Thursday, April 06, 2006

The Mathematics of Online "Dating"

Single and Bitter Week continues here on S&S with another mathematical excercise.

These numbers are very rough, because I'm working from faulty memory, making some estimates, simplifying some things, and even disregarding a number of one-off attempts at talking to allegedly receptive girls using social sites like MySpace, etc. But I still think it gives a good -- even conservative -- picture of what an ordinary Joe like me is up against when using online "dating" sites.

You will have to take my word for this, but I'm going to estimate about 20 "sent" letters to various women, with 5 of them answered, or 25%. I come up with this from the three different sites I used over the last 20 months or so, and I am throwing out two "responses" that were actually communications initiated by women (who rejected me), since I think they skew what I am trying to illustrate.

From there:

  • Of the 5 responses, 2 resulted in extended email conversations, or 10% of the 20 sent messages.

  • Of the 2 extended email conversations, 1 resulted in a date, or 5% of the 20 sent messages.
Now here is where it gets a little estimatey. The next question to ask is, How many dates with how many different women does it take before you find someone you "click" with?

Since I had only one nonclicking date, I don't have a real perspective on this. But let's assume 10 dates with 10 different women (we'll leave aside the possibility of needing more than one date per woman to determine mutual attraction and chemistry).

So that means -- and this is the point of this exercise -- that given the ratio of dates to sent emails established above, I would have to email 200 different women just to have a hope of dating 10 of them -- to hopefully find one that I might truly hit it off with.
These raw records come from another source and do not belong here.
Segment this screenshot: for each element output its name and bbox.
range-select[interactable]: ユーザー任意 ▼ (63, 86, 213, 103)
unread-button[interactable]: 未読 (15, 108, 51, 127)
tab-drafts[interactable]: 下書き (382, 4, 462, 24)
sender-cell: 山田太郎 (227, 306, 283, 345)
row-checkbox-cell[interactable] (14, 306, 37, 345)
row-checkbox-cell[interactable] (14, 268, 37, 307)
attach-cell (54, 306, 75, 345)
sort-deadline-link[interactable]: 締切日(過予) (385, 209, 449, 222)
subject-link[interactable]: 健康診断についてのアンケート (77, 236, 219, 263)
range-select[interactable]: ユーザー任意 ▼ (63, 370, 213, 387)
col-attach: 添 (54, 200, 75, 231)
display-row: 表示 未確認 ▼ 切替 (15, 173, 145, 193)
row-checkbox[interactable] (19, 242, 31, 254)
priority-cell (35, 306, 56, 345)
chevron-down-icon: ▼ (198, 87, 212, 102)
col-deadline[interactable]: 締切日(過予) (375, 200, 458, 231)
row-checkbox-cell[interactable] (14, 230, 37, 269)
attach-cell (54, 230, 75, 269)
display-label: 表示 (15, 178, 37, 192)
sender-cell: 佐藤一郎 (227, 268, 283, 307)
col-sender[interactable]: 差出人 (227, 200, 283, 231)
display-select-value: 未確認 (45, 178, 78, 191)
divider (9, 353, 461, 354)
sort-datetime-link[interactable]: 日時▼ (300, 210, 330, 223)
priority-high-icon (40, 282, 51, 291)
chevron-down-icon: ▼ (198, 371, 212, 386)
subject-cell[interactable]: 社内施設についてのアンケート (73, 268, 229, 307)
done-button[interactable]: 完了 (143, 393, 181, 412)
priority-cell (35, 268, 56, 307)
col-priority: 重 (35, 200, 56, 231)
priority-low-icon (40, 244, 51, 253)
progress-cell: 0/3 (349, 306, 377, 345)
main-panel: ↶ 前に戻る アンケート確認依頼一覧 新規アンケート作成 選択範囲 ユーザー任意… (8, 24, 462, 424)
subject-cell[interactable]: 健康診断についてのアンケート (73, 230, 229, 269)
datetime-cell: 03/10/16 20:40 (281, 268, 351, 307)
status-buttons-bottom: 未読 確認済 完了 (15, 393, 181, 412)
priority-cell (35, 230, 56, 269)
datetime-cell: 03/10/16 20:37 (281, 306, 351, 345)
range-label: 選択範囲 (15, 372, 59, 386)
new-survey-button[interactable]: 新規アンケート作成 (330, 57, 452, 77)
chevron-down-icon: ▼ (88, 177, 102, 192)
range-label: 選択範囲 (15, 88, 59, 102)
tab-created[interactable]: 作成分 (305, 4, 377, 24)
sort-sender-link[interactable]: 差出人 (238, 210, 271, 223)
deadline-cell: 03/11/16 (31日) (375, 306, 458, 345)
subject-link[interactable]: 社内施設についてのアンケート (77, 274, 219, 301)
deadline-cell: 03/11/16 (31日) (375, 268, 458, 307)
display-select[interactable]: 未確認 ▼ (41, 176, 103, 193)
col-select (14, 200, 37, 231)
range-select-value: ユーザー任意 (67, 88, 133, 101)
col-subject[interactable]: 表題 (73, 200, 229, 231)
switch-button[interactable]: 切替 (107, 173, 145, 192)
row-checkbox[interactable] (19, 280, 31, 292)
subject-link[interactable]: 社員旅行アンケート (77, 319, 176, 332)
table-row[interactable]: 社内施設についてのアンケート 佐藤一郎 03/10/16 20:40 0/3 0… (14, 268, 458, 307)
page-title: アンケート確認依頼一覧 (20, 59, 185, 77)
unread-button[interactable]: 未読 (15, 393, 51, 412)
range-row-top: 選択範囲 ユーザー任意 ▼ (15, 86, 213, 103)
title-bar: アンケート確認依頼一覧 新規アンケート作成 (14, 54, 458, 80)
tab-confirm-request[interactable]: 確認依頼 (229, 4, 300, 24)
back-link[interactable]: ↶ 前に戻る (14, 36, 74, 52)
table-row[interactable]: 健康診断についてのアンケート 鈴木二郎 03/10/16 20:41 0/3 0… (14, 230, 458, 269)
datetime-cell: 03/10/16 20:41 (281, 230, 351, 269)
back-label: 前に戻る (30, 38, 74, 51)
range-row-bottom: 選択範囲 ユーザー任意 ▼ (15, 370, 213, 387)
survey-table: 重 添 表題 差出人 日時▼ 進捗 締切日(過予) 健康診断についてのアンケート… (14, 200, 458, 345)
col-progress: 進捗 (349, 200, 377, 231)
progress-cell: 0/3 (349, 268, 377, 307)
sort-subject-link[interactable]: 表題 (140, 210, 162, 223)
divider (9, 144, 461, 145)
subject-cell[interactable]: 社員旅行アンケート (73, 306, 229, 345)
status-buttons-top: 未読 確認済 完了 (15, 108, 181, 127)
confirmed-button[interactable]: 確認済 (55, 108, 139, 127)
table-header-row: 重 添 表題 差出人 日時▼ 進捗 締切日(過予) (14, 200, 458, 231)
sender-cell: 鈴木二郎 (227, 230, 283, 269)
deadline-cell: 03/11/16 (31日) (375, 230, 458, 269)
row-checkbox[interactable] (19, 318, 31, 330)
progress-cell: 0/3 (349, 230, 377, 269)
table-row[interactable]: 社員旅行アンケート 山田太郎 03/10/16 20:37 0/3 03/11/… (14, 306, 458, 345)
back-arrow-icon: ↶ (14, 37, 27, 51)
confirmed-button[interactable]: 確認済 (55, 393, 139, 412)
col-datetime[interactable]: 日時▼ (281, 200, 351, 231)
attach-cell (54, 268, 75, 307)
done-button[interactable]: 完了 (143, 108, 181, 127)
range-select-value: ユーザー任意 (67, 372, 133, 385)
I'm sorry, but that is just fucking ridiculous.

It now becomes obvious: For a single guy not blessed with above-average looks or salary, this is no way to meet women. For one thing, I have standards, too. Emailing 200 different women seems a wee bit indiscriminate. If I wanted indiscriminate, I could call random names in a phone book. I'd probably have as much luck, plus it would take less time and cost less money (there are no subscriber fees for calling people). Too, there's the issue of whether there even are 200 women on the site who are in my area to begin with.

Something else becomes obvious from this exercise, and it's this: Ladies, if you really are looking online for an "intelligent, honest, funny, and normal" man like me -- as so many of you insist you are in your profiles -- you need to stop asking the insulting question about "Are all the good men gone?" and seriously shape the fuck up. Being unreceptive to 90% of the male population is no way to meet the type of man you claim to want. Frankly, you deserve the asshole you end up with if you care only about money or looks. My sympathy for you is way past gone.

Some caveats. Maybe 10 dates to "clickage" is a high estimate. I don't know. But as I said, I have my standards, too. Also, I know there are men who had and have better response rates using these sites. (It would be difficult to do worse than me.) Your mileage may vary. But this is my mileage, and I am sure the mileage of plenty of other guys whose only sin is wanting to meet and talk to single women. I know this because I know plenty of other decent, lonely, thirtysomething men. (Describes most of my friends, really.)

My advice to men tired of the bar scene: Too bad. It's less brutal than trying to engage the cold, unresponsive bitches who populate the online dating sites. And at the bar, your money at least goes toward getting yourself (and maybe someone reasonably cute and cool) beer, instead of toward lining the pockets of some insufferable jackass like Neil Clark Warren.

My advice to women tired of same: Don't come looking for someone like me to help you take care of the baby that Chad fathered before dumping you for another superficial bitch. I'm not that stupid.